Algún día, los neurólogos estudiarán el curioso estado de ánimo que se ha apoderado de los europeos en estos últimos años, esa extraña mezcla de inquietud, ansiedad y pesimismo que los franceses denominan malaise y que nosotros, a falta de una palabra mejor, llamamos malestar. El otro día, en víspera de las elecciones presidenciales, una amiga francesa me mandó un correo comentándome la situación. «Lo importante ahora -decía- es que Marine Le Pen no gane (toquemos madera) y que Macron consiga levantar a Francia, que se encuentra en un estado lamentable». ¿Lamentable? Ese adjetivo me llamó mucho la atención.

Que sepamos, Francia es uno de los países donde se vive mejor en todo el mundo. Tiene un elevadísimo gasto social, más alto que el de los países escandinavos, con generosas prestaciones por desempleo y no menos generosas pensiones de jubilación (mi amiga está jubilada y puedo asegurar que vive muy bien). Y además, Francia tiene un buen sistema educativo, aparte de un sistema sanitario que no está nada mal e innumerables ventajas sociales que serían la envidia de cualquier persona que viva en el Tercer Mundo. Pero aun así, muchos franceses están convencidos de vivir en un país lamentable que sufre un declive inexorable.

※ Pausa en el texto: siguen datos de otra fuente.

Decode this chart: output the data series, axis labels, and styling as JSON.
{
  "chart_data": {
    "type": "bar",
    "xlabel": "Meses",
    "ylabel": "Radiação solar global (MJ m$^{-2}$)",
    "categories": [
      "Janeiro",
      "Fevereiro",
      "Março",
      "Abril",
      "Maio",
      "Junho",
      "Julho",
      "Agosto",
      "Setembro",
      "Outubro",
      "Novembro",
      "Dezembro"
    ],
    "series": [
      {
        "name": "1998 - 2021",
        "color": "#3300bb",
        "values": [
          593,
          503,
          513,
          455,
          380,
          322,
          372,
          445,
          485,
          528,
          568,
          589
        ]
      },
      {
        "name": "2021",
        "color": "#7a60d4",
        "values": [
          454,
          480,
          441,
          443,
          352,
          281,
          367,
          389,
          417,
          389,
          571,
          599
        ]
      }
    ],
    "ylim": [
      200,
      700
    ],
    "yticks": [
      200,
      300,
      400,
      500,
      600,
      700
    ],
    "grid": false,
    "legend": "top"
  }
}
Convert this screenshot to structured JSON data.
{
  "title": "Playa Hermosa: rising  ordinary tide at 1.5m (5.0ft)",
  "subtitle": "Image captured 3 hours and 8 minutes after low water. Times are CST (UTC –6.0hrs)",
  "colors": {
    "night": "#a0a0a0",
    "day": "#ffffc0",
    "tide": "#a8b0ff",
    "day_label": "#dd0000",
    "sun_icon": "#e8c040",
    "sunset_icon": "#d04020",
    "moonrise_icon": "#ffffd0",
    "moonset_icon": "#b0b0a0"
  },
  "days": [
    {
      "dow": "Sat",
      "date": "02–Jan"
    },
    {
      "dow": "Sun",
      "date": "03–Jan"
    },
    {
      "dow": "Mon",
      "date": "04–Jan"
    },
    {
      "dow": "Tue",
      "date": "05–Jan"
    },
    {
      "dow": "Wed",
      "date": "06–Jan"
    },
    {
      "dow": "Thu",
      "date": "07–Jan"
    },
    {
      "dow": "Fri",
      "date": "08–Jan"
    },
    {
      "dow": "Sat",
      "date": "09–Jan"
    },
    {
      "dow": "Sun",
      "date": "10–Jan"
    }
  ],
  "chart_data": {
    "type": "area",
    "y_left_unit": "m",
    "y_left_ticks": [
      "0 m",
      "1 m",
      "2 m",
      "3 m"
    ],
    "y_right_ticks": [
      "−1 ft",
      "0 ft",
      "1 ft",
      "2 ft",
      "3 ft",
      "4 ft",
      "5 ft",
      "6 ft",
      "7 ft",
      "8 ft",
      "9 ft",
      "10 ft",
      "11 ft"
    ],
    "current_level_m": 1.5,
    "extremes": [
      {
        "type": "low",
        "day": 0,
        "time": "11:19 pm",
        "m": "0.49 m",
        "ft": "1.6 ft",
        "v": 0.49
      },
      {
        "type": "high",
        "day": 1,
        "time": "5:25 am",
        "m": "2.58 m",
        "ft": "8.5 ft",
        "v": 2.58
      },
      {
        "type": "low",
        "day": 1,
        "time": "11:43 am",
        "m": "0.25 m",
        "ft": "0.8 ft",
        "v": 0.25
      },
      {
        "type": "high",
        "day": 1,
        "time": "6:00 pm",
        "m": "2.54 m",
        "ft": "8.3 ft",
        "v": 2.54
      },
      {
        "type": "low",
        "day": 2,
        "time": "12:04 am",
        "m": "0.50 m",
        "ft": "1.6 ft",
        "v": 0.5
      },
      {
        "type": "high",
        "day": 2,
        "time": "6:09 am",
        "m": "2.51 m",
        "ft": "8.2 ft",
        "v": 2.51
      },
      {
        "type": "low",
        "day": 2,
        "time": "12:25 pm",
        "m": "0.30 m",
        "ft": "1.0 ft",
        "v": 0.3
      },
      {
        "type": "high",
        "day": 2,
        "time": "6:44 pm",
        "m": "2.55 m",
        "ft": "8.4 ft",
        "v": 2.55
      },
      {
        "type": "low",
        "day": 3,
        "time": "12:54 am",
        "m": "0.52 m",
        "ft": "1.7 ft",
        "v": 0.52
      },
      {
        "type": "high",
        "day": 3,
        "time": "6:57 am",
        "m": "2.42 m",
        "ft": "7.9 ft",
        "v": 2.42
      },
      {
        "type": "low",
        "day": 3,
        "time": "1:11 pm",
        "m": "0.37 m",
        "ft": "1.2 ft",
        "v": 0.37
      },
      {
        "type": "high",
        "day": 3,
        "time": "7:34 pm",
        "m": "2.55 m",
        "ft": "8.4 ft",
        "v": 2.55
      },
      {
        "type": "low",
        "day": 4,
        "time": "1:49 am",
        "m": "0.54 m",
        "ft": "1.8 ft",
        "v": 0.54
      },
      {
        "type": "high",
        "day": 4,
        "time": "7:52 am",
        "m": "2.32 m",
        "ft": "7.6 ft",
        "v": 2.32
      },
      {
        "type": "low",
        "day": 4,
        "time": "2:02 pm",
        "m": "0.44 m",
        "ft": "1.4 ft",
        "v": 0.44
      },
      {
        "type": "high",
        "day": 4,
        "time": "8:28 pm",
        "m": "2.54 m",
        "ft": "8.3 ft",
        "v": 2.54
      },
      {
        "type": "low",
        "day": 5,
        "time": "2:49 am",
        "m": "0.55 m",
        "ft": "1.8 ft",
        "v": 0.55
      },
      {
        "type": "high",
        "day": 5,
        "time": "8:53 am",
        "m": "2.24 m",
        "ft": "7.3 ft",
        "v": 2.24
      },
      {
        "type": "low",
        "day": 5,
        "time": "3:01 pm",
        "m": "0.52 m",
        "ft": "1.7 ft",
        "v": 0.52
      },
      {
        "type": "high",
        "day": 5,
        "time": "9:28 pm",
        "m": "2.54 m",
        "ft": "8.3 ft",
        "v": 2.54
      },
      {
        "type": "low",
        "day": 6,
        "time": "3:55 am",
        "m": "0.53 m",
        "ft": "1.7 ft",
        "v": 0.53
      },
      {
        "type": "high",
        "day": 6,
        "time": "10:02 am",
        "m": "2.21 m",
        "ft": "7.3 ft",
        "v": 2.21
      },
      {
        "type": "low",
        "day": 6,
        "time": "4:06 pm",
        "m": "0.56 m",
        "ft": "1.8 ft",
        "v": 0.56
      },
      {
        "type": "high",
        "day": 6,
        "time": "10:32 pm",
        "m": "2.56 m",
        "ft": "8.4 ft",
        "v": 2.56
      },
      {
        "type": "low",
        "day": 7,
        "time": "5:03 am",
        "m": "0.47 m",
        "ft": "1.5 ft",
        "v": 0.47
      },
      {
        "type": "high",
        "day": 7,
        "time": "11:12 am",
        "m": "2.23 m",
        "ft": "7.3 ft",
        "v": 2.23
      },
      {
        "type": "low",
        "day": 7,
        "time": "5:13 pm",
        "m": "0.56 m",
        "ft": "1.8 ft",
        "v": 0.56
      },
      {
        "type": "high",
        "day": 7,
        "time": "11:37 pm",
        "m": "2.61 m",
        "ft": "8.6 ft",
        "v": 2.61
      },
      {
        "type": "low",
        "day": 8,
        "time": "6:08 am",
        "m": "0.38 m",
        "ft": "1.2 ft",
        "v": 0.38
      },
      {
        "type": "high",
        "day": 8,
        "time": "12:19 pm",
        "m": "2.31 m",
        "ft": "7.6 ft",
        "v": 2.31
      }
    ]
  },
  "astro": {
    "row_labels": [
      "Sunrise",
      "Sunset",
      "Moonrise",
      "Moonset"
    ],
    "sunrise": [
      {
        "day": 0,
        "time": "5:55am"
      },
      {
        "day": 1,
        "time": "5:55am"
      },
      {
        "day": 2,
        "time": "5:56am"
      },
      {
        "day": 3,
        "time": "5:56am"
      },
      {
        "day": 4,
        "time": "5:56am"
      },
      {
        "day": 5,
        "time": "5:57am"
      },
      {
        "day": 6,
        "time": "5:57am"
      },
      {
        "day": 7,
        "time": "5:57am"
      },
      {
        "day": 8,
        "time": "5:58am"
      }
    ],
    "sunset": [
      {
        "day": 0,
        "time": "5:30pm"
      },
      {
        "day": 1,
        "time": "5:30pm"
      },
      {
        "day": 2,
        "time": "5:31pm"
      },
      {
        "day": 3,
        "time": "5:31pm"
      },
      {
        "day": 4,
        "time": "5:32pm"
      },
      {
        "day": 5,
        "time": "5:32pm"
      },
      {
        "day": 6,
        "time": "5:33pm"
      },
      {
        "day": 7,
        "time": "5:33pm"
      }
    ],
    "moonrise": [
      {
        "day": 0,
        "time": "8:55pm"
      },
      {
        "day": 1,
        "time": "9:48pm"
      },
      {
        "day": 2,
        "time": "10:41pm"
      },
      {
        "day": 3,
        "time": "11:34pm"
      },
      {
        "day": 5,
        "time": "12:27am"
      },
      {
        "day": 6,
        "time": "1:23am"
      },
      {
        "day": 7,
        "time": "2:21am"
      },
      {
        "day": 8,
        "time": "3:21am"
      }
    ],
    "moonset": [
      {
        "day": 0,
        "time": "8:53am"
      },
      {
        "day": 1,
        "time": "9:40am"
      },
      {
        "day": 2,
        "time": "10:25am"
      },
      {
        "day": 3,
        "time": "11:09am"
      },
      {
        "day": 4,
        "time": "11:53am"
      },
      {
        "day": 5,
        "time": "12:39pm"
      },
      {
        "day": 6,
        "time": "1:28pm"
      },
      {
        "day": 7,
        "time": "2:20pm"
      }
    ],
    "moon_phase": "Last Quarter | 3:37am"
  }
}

Es cierto que la cultura francesa ha dejado de ser lo que era -casi nadie habla ya francés en Europa- y también es verdad que Francia lleva varios años de estancamiento económico y que apenas cuenta con intelectuales de peso en la época de la globalización. Su peso político en el mundo también ha ido disminuyendo desde la época del general De Gaulle, pero hay que ser muy masoquista para pensar que un país así vive una situación lamentable. Lo que pasa es que la malaise se ha apoderado de la mayoría de los franceses, igual que se ha apoderado de muchos de nosotros, europeos desconcertados que no saben muy bien lo que les está pasando y que han perdido por completo la perspectiva histórica y la capacidad de razonar con frialdad.

Cuando pienso en Francia, el primer lugar que se me viene a la cabeza es la torre de Montaigne, que está en la Aquitania, en uno de los lugares más hermosos que he conocido. Si Europa existe tal como ahora la conocemos, fue porque Michel de Montaigne, en el siglo XVI, estableció en sus Ensayos que la libertad de conciencia -«la libertad del alma», como la llamaba él- era la conquista más importante del ser humano. Cuatro siglos más tarde, en su exilio de Petrópolis, en Brasil, Stefan Zweig le dedicó un hermoso ensayo a Montaigne. Fue el último libro que escribió Zweig -otro de los padres de lo que ahora llamamos Europa-, antes de suicidarse en febrero de 1942 porque ya no podía soportar que el continente que consideraba su única patria viviera una encarnizada guerra civil, la Segunda Guerra Mundial. Pues bien, en la comuna de Saint-Michel-de-Montaigne, donde se alza la torre de Montaigne, de los 140 electores que fueron a votar el domingo pasado, 122 votaron al candidato liberal Macron, pero 93 votaron a la ultraderechista Le Pen. Una pequeña diferencia de 29 votos. Si contáramos a los abstencionistas y a los que votaron en blanco, habría ganado con diferencia Le Pen.

¿Cómo es posible?, se pregunta uno. Los habitantes de esa región de Aquitania viven de los generosísimos subsidios agrícolas de la UE, y además en su región hay comparativamente muy pocos inmigrantes y muy pocas zonas urbanas degradadas por el paro y la marginación. Pero aun así, la malaise sigue haciendo su insidioso trabajo, y poco a poco va minando la esperanza en el futuro de unos ciudadanos que viven comparativamente mejor que nadie, aunque cada día que pasa estén perdiendo la confianza en su país. Algún día, sí, alguien tendrá que estudiar ese extraño fenómeno.